The major two-year cultural project will begin with the first of seven premiere performances on 2 July, and will culminate in June 2023 with a birthday concert at Usher Hall.
Literary expert Alexander McCall Smith has joined the project, and has written a collection of seven poems that reflect the character of the seven hills of Edinburgh. Seven composers, who are all linked to St Mary’s Music School, have been commissioned to each write a musical response to one of the poems.
Young Scottish composer Jay Capperauld has written the performance in response to Arthur’s Seat, and McCall Smith’s accompanying poem, entitled Theory of the Earth. This piece will be premiered by senior pupils from St Mary’s Music School and professional percussionist Tom Hunter; this performance will be broadcast as part of the schools summer concert.
The other six commissioned works will be performed across Edinburgh in the next two years as part of St Mary’s Music School’s end-of-term concerts, and will also be available to watch online. The composers and hills are Tom David Wilson: Blackford Hill; Neil Tòmas Smith: Calton Hill; Helen Grime: Braid Hills; Ailie Robertson: Craiglockhart Hill; Simon Smith: Corstorphine Hill and David Horne: Castle Rock.
Dr Valerie Pearson, head of strings at St Mary’s Music School, is leading the project, and said: ‘Seven Hills is a unique project to promote new music in Scotland, to celebrate music and creativity and, ultimately, to use creativity as a way of engaging young people with new music.

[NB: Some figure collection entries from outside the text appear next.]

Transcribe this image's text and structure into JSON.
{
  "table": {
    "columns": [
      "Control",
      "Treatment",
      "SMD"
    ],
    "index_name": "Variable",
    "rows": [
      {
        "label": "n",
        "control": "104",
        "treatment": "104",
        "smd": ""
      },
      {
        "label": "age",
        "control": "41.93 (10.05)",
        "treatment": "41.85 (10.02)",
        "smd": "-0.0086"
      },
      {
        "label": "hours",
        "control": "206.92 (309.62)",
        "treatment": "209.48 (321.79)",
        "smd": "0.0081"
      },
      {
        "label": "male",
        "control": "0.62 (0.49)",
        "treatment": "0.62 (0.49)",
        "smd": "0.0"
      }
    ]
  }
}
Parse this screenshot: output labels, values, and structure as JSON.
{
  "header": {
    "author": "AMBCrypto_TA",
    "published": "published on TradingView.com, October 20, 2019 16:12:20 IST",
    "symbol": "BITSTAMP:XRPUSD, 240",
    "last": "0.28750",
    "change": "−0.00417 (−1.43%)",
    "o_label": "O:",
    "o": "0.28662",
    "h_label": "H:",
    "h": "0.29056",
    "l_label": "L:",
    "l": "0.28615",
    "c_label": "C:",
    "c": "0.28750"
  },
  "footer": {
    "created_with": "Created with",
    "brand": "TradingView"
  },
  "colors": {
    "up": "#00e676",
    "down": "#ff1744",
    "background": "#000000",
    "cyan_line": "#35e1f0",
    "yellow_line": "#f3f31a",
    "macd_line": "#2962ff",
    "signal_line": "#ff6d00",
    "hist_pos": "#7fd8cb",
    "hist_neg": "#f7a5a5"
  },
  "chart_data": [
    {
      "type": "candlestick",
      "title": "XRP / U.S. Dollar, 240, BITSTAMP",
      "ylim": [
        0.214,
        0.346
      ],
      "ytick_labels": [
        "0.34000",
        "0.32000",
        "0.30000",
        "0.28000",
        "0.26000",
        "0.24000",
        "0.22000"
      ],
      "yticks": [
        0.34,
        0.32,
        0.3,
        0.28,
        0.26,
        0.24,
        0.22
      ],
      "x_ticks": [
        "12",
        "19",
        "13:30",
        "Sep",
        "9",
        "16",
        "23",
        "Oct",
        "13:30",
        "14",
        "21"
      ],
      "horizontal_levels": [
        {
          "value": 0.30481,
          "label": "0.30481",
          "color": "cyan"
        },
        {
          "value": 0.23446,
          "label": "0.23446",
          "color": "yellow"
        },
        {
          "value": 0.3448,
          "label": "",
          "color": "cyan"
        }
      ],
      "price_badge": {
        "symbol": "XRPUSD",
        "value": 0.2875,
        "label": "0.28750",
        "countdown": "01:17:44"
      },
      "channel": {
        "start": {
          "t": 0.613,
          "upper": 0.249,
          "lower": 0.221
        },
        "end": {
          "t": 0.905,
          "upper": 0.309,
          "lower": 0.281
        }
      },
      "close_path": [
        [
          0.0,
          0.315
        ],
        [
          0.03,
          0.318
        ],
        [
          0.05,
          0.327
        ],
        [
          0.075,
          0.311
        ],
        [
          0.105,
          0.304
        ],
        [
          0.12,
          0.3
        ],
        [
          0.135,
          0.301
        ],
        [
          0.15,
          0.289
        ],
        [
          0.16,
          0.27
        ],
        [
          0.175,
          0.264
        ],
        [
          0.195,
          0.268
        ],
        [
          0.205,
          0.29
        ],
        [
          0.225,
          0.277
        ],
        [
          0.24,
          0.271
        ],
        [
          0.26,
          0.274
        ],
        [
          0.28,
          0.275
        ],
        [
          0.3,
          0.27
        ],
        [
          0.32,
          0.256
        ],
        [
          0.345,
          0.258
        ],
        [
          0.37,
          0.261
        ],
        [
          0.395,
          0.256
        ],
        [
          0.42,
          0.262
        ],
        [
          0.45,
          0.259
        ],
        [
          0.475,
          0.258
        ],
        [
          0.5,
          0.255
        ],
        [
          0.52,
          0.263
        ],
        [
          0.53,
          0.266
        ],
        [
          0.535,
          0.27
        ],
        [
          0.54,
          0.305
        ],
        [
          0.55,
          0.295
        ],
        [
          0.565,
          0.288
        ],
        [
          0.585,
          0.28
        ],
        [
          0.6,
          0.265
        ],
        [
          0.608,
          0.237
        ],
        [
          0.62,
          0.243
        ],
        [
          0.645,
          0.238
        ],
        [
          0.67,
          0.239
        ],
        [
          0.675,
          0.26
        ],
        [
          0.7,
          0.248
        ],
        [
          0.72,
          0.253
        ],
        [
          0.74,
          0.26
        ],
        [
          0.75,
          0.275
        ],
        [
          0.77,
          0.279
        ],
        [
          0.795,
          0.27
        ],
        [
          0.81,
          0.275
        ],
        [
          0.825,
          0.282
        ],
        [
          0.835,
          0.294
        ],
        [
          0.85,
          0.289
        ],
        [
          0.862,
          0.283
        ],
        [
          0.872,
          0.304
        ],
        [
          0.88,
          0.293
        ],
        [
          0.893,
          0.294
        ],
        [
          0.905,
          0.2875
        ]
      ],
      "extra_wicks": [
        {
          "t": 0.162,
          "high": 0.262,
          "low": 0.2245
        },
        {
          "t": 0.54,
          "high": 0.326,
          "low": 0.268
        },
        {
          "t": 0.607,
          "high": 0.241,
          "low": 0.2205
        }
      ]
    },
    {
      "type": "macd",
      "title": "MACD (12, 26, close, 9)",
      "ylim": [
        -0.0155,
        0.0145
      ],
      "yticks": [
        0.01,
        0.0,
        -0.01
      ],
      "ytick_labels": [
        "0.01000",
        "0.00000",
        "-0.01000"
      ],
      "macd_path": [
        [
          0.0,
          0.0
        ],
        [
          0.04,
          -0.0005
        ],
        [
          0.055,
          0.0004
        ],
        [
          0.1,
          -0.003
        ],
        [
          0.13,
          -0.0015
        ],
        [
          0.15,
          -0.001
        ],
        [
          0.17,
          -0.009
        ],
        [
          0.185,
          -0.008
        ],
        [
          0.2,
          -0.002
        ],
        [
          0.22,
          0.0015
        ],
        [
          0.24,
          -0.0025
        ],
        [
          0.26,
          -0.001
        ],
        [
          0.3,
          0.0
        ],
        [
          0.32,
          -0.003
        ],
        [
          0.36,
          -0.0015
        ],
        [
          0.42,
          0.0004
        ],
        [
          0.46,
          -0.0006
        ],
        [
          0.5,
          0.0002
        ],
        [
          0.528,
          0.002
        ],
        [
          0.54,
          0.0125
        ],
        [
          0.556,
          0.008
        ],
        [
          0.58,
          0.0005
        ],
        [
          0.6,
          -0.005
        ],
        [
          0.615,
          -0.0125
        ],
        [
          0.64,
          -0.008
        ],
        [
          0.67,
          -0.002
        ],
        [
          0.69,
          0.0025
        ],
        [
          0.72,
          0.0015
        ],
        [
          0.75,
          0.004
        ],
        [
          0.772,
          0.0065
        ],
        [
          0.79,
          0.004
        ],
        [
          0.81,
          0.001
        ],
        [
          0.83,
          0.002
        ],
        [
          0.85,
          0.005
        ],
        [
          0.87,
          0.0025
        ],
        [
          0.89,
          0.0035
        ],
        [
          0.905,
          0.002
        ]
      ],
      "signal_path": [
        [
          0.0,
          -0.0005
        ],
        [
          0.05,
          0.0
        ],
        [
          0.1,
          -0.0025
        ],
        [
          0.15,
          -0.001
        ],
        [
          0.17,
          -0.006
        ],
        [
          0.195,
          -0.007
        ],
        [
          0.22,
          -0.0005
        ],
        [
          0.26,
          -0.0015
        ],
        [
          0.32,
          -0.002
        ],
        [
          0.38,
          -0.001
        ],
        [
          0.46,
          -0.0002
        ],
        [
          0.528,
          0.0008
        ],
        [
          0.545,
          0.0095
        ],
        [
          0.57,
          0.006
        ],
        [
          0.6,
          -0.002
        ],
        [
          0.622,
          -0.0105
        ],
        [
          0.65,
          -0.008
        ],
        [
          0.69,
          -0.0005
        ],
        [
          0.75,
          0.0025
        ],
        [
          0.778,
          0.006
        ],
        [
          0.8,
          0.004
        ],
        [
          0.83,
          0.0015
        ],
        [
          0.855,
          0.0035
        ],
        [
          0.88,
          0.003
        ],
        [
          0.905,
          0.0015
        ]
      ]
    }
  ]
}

‘It was inspired by the School’s desire to celebrate Edinburgh as the wonderful home of our music-making through the topography of its seven hills and the way they connect culture, community and heritage. Importantly, the project is also an opportunity to commission new music, something that the School hasn’t done in a while, and for our own students to perform these new pieces.
‘St Mary’s Music School has very clear connections with professional music organisations across Scotland but the bigger picture of our outreach work is engaging young people. If audiences can see our students performing this new music, what better inspiration for young musicians across Scotland?’